I really appreciate any thoughts as this is starting to get fairly expensive for us to handle.
Well, if you want to only gateway your own hosted content, then you wouldn’t fit the definition of an “open” gateway and might want to remove pinata from the “public” gateway checker’s list. I know of one application that uses this list to identify gateways from which IPFS content can be retrieved. https://ipfs.github.io/public-gateway-checker/
I’ve not tried to lock down a gateway node, but I would explore
limiting the ip addresses that your gateways will dial via Swarm.AddrFilters - tho I think you’d have to filter out “the Internet” and still allow your internal network, so that may need a PR to allow for filters like “block everyone except this range”.
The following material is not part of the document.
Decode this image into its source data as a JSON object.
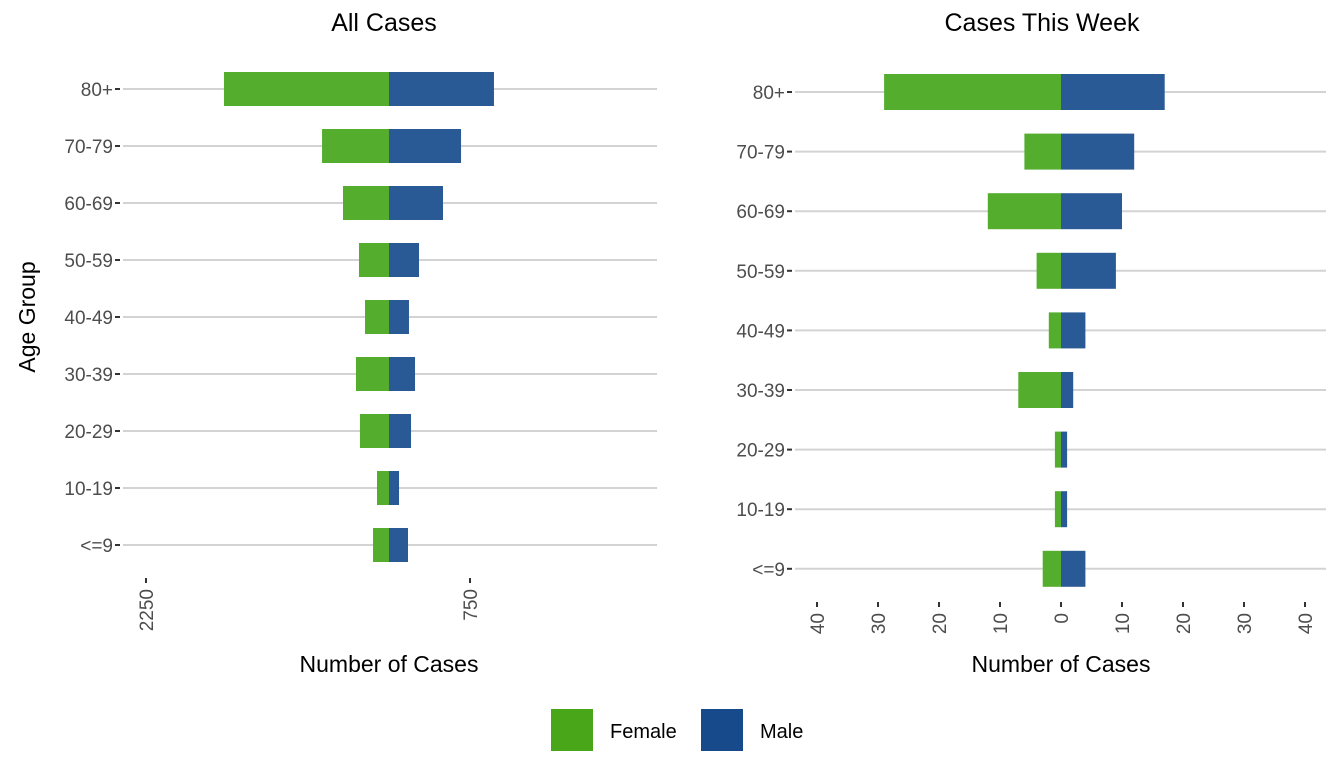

have the gateway nodes use delegated content routing - tell them to ask the pinning nodes to search for content on their behalf, and then enable NoFetch on the pinning nodes… however I suspect NoFetch only applies to direct gateway requests, and you would still want pinning nodes to be able to fetch blocks from other pinning nodes, so this may be an enticing blind alley.
@olizilla the first option seems promising. Do you know how that would behave if our gateway asked our host nodes to find content and content was found on a different network node? I’m assuming we would need to disable some relay functionality on IPFS in order to fully make things seamless.